Unlike the earth’s magnetic field, which reverses polarity over tens of millennia, the Sun’s does so every 11 years.

Astrophysicists have now discovered an unusual pattern in the reversal of solar magnetic fields, particularly in the Sun’s poles – a phenomenon that shapes and modulates the radiations emanating from it1. This research will help monitor and assess the impact of solar activities on the Earth’s climate.

An international team including scientists from the Physical Research Laboratory in Ahmedabad, Gujarat, detected the unusual pattern of reversal of magnetic fields in the Sun during the ongoing 11-year solar cycle.They showed that the Sun’s southern hemisphere reversed its polarity in mid-2013 whereas the reversal of the field in its northern hemisphere occurred 2.5 years later, after a sustained period of near-zero field strength.

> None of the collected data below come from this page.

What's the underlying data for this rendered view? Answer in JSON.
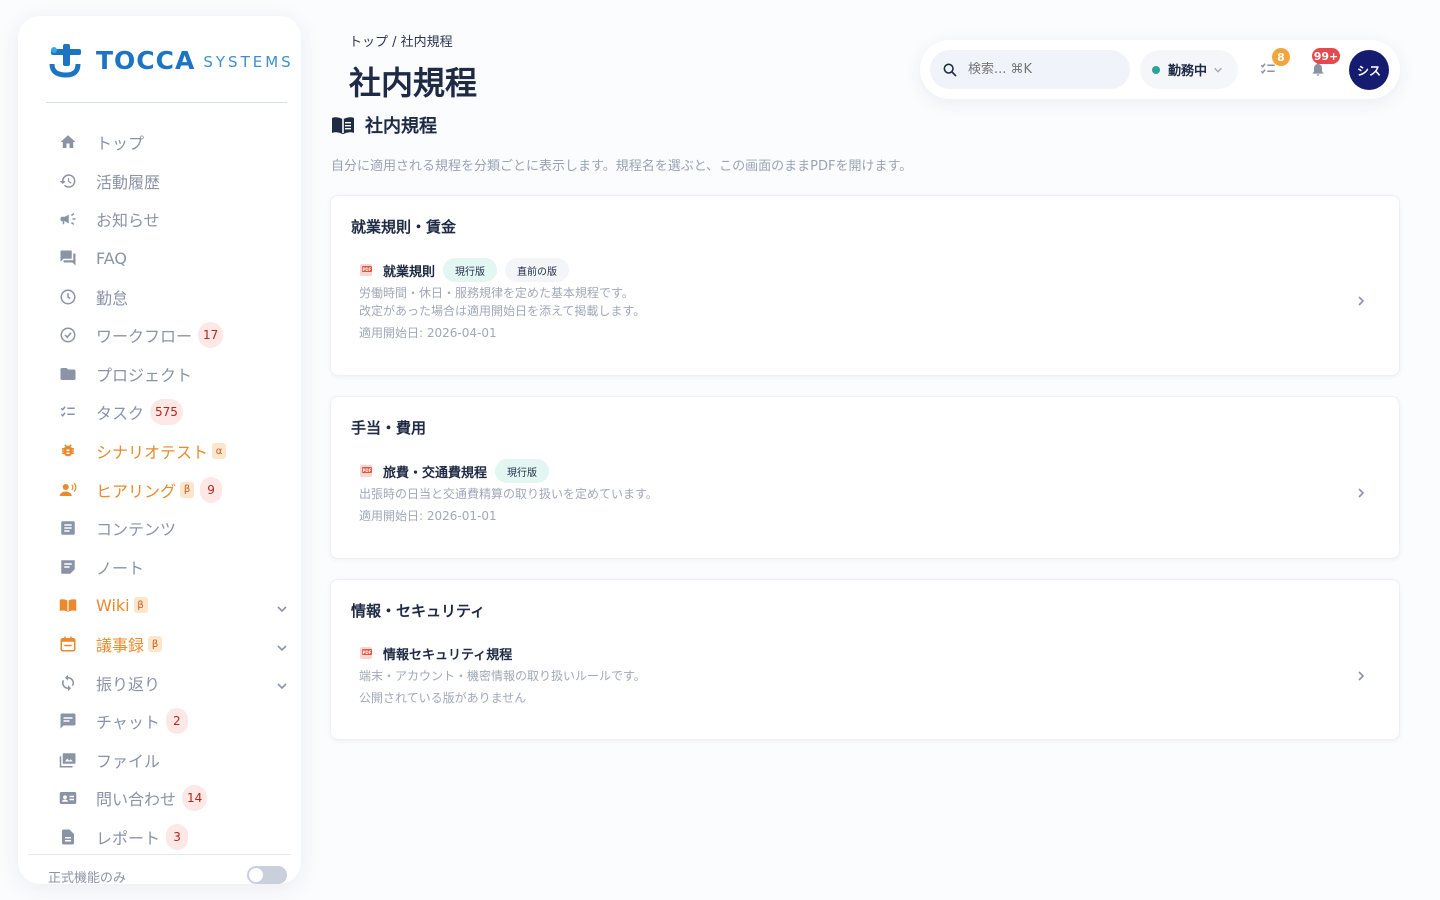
{
  "brand": {
    "name_primary": "TOCCA",
    "name_secondary": "SYSTEMS",
    "primary_color": "#1d74c2",
    "accent_color": "#e98a2c"
  },
  "sidebar": {
    "items": [
      {
        "label": "トップ",
        "icon": "home-icon",
        "color": "gray"
      },
      {
        "label": "活動履歴",
        "icon": "history-icon",
        "color": "gray"
      },
      {
        "label": "お知らせ",
        "icon": "megaphone-icon",
        "color": "gray"
      },
      {
        "label": "FAQ",
        "icon": "forum-icon",
        "color": "gray"
      },
      {
        "label": "勤怠",
        "icon": "clock-icon",
        "color": "gray"
      },
      {
        "label": "ワークフロー",
        "icon": "check-circle-icon",
        "color": "gray",
        "count": "17"
      },
      {
        "label": "プロジェクト",
        "icon": "folder-icon",
        "color": "gray"
      },
      {
        "label": "タスク",
        "icon": "checklist-icon",
        "color": "gray",
        "count": "575"
      },
      {
        "label": "シナリオテスト",
        "icon": "bug-icon",
        "color": "orange",
        "tag": "α"
      },
      {
        "label": "ヒアリング",
        "icon": "interview-icon",
        "color": "orange",
        "tag": "β",
        "count": "9"
      },
      {
        "label": "コンテンツ",
        "icon": "article-icon",
        "color": "gray"
      },
      {
        "label": "ノート",
        "icon": "note-icon",
        "color": "gray"
      },
      {
        "label": "Wiki",
        "icon": "book-icon",
        "color": "orange",
        "tag": "β",
        "expandable": true
      },
      {
        "label": "議事録",
        "icon": "calendar-icon",
        "color": "orange",
        "tag": "β",
        "expandable": true
      },
      {
        "label": "振り返り",
        "icon": "sync-icon",
        "color": "gray",
        "expandable": true
      },
      {
        "label": "チャット",
        "icon": "chat-icon",
        "color": "gray",
        "count": "2"
      },
      {
        "label": "ファイル",
        "icon": "images-icon",
        "color": "gray"
      },
      {
        "label": "問い合わせ",
        "icon": "contact-card-icon",
        "color": "gray",
        "count": "14"
      },
      {
        "label": "レポート",
        "icon": "report-icon",
        "color": "gray",
        "count": "3"
      }
    ],
    "footer_toggle_label": "正式機能のみ",
    "footer_toggle_on": false
  },
  "header": {
    "breadcrumb": "トップ  /  社内規程",
    "title": "社内規程"
  },
  "topbar": {
    "search_placeholder": "検索... ⌘K",
    "status_label": "勤務中",
    "tasks_badge": "8",
    "notifications_badge": "99+",
    "avatar_label": "シス"
  },
  "main": {
    "section_title": "社内規程",
    "section_description": "自分に適用される規程を分類ごとに表示します。規程名を選ぶと、この画面のままPDFを開けます。",
    "categories": [
      {
        "title": "就業規則・賃金",
        "documents": [
          {
            "name": "就業規則",
            "tags": [
              "現行版",
              "直前の版"
            ],
            "description_lines": [
              "労働時間・休日・服務規律を定めた基本規程です。",
              "改定があった場合は適用開始日を添えて掲載します。"
            ],
            "meta": "適用開始日: 2026-04-01"
          }
        ]
      },
      {
        "title": "手当・費用",
        "documents": [
          {
            "name": "旅費・交通費規程",
            "tags": [
              "現行版"
            ],
            "description_lines": [
              "出張時の日当と交通費精算の取り扱いを定めています。"
            ],
            "meta": "適用開始日: 2026-01-01"
          }
        ]
      },
      {
        "title": "情報・セキュリティ",
        "documents": [
          {
            "name": "情報セキュリティ規程",
            "tags": [],
            "description_lines": [
              "端末・アカウント・機密情報の取り扱いルールです。"
            ],
            "meta": "公開されている版がありません"
          }
        ]
      }
    ]
  }
}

Signatures of this field reversal were also clearly identifiable in the solar wind, a stream of charged particles that flow out of the Sun.

With the strength of the magnetic field of the Sun’s visible outer layer declining steadily over the past two decades, it is probably on the verge of a phase when sunspots, the seats of solar magnetic fields, will be entirely absent. Such periods of absence of sunspots have previously been linked to global cooling, triggering ‘Little Ice Ages’ on Earth.

This research will help understand the degree to which the solar cycle can affect near-Earth space and the Earth’s climate, says lead author Janardhan Padmanabhan.